Department of Chemistry and Chemical Biology, Rutgers, The State University of New Jersey, Piscataway, NJ 08854, USA
In the field of tissue engineering, autologous cell sources are ideal to prevent adverse immune responses; however, stable and reliable cell sources are limited. To acquire more reliable cell sources, the harvesting and differentiation of stem cells from patients is becoming more and more common. To this end, the need to control the fate of these stem cells before transplantation for therapeutic purposes is urgent.
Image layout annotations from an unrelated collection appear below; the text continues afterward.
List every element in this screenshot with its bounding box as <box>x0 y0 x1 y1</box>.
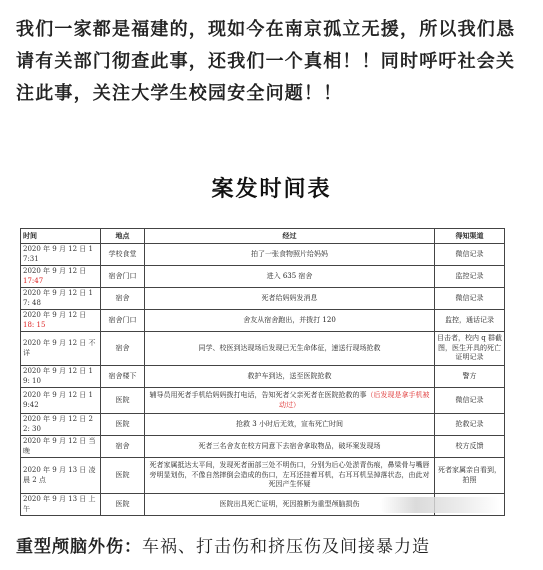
cell-event-text: 救护车到达，送至医院抢救 <box>247 371 332 380</box>
cell-event-text: 辅导员用死者手机给妈妈拨打电话，告知死者父亲死者在医院抢救的事 <box>149 391 367 399</box>
cell-event <box>145 310 435 332</box>
cell-source: 监控记录 <box>435 266 505 288</box>
cell-event <box>145 244 435 266</box>
header-event: 经过 <box>145 229 435 244</box>
cell-event <box>145 414 435 436</box>
cell-place: 宿舍 <box>101 288 145 310</box>
cell-time-text: 2020 年 9 月 12 日 <box>23 311 87 319</box>
bottom-line <box>16 532 536 557</box>
header-place: 地点 <box>101 229 145 244</box>
cell-source: 微信记录 <box>435 244 505 266</box>
cell-place: 宿舍楼下 <box>101 366 145 388</box>
timeline-table <box>20 228 505 516</box>
cell-time-text: 2020 年 9 月 13 日 凌晨 2 点 <box>23 466 96 484</box>
cell-time <box>21 310 101 332</box>
cell-time <box>21 458 101 494</box>
cell-event <box>145 458 435 494</box>
cell-time-text: 2020 年 9 月 12 日 19:42 <box>23 391 93 409</box>
table-row <box>21 388 505 414</box>
cell-place: 医院 <box>101 388 145 414</box>
table-row <box>21 436 505 458</box>
cell-event <box>145 388 435 414</box>
cell-time-text: 2020 年 9 月 12 日 17: 48 <box>23 289 93 307</box>
cell-time <box>21 388 101 414</box>
cell-time <box>21 288 101 310</box>
cell-source: 警方 <box>435 366 505 388</box>
cell-time <box>21 266 101 288</box>
cell-event-text: 死者给妈妈发消息 <box>261 293 318 302</box>
cell-source: 微信记录 <box>435 388 505 414</box>
cell-place: 宿舍门口 <box>101 266 145 288</box>
cell-event-text: 抢救 3 小时后无效，宣布死亡时间 <box>236 419 343 428</box>
cell-place: 学校食堂 <box>101 244 145 266</box>
cell-time <box>21 244 101 266</box>
cell-source: 监控，通话记录 <box>435 310 505 332</box>
cell-time-text: 2020 年 9 月 12 日 不详 <box>23 339 96 357</box>
cell-place: 医院 <box>101 414 145 436</box>
cell-event-text: 舍友从宿舍跑出，并拨打 120 <box>243 315 336 324</box>
cell-time-text: 2020 年 9 月 12 日 22: 30 <box>23 415 93 433</box>
table-row <box>21 244 505 266</box>
cell-event-text: 医院出具死亡证明，死因推断为重型颅脑损伤 <box>219 499 360 508</box>
cell-source: 微信记录 <box>435 288 505 310</box>
cell-time-text: 2020 年 9 月 12 日 <box>23 267 87 275</box>
cell-event <box>145 288 435 310</box>
cell-event <box>145 366 435 388</box>
cell-time <box>21 436 101 458</box>
cell-time-text: 2020 年 9 月 12 日 17:31 <box>23 245 93 263</box>
cell-time-highlight: 17:47 <box>23 276 44 285</box>
cell-source: 抢救记录 <box>435 414 505 436</box>
cell-time-highlight: 18: 15 <box>23 320 46 329</box>
bottom-line-rest: 车祸、打击伤和挤压伤及间接暴力造 <box>142 537 430 557</box>
cell-place: 医院 <box>101 458 145 494</box>
table-row <box>21 414 505 436</box>
cell-event-text: 同学、校医到达现场后发现已无生命体征，速送行现场抢救 <box>198 343 381 352</box>
cell-event-text: 进入 635 宿舍 <box>266 271 313 280</box>
cell-time <box>21 494 101 516</box>
cell-place: 宿舍 <box>101 436 145 458</box>
cell-time <box>21 332 101 366</box>
bottom-line-bold: 重型颅脑外伤： <box>16 537 142 557</box>
cell-time <box>21 366 101 388</box>
cell-event <box>145 332 435 366</box>
table-row <box>21 366 505 388</box>
cell-source: 目击者，校内 q 群截图，医生开具的死亡证明记录 <box>435 332 505 366</box>
header-source: 得知渠道 <box>435 229 505 244</box>
table-row <box>21 266 505 288</box>
cell-place: 宿舍门口 <box>101 310 145 332</box>
table-header-row <box>21 229 505 244</box>
cell-event <box>145 436 435 458</box>
table-row <box>21 310 505 332</box>
cell-event-text: 拍了一张食物照片给妈妈 <box>251 249 328 258</box>
cell-place: 宿舍 <box>101 332 145 366</box>
cell-event-text: 死者三名舍友在校方同意下去宿舍拿取物品，破坏案发现场 <box>198 441 381 450</box>
cell-time-text: 2020 年 9 月 13 日 上午 <box>23 495 96 513</box>
intro-paragraph: 我们一家都是福建的，现如今在南京孤立无援，所以我们恳请有关部门彻查此事，还我们一个真相！！同时呼吁社会关注此事，关注大学生校园安全问题！！ <box>16 19 516 104</box>
table-row <box>21 458 505 494</box>
document-title: 案发时间表 <box>211 177 332 202</box>
cell-event <box>145 266 435 288</box>
table-row <box>21 288 505 310</box>
cell-source: 校方反馈 <box>435 436 505 458</box>
cell-time-text: 2020 年 9 月 12 日 当晚 <box>23 437 96 455</box>
cell-time <box>21 414 101 436</box>
cell-time-text: 2020 年 9 月 12 日 19: 10 <box>23 367 93 385</box>
header-time: 时间 <box>21 229 101 244</box>
table-row <box>21 332 505 366</box>
timeline-table-container <box>20 228 504 516</box>
cell-event-text: 死者家属抵达太平间，发现死者面部三处不明伤口，分别为后心处淤青伤痕，鼻梁骨与嘴唇旁明显划伤，不像自然摔倒会造成的伤口，左耳还挂着耳机，右耳耳机呈掉落状态，由此对死因产生怀疑 <box>149 461 430 489</box>
cell-event-highlight: （后发现是拿手机被动过） <box>279 391 430 409</box>
cell-source: 死者家属亲自看到，拍照 <box>435 458 505 494</box>
cell-place: 医院 <box>101 494 145 516</box>
watermark-blur <box>380 497 500 513</box>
Since transcription factors orchestrate all of the gene activities inside of a cell, researchers have developed engineered and synthetic transcription factors to precisely control the fate of stem cells allowing for safer and more effective cell sources. Engineered transcription factors, mutant fusion proteins of naturally occurring proteins, comprise the three main domains of natural transcription factors including DNA binding domains, transcriptional activation domains, and a linker domain. Several key advancements of engineered zinc finger proteins, transcriptional activator-like effectors, and deficient cas9 proteins have revolutionized the field of engineered transcription factors allowing for precise control of gene regulation. Synthetic transcription factors are chemically made transcription factor mimics that use small molecule based moieties to replicate the main functions of natural transcription factors. These include hairpin polyamides, triple helix forming oligonucleotides, and nanoparticle-based methods. Synthetic transcription factors allow for non-viral delivery and greater spatiotemporal control of gene expression. The developments in engineered and synthetic transcription factors have lowered the risk of tumorigenicity and improved differentiation capability of stem cells, as well as facilitated many key discoveries in the fields of cancer and stem cell biology, thus providing a stepping stone to advance regenerative medicine in the clinic for cell replacement therapies.
Keywords: Gene Regulation, Transcription Factors, Cellular Reprogramming, Stem Cells, Regenerative Medicine, Nanotechnology.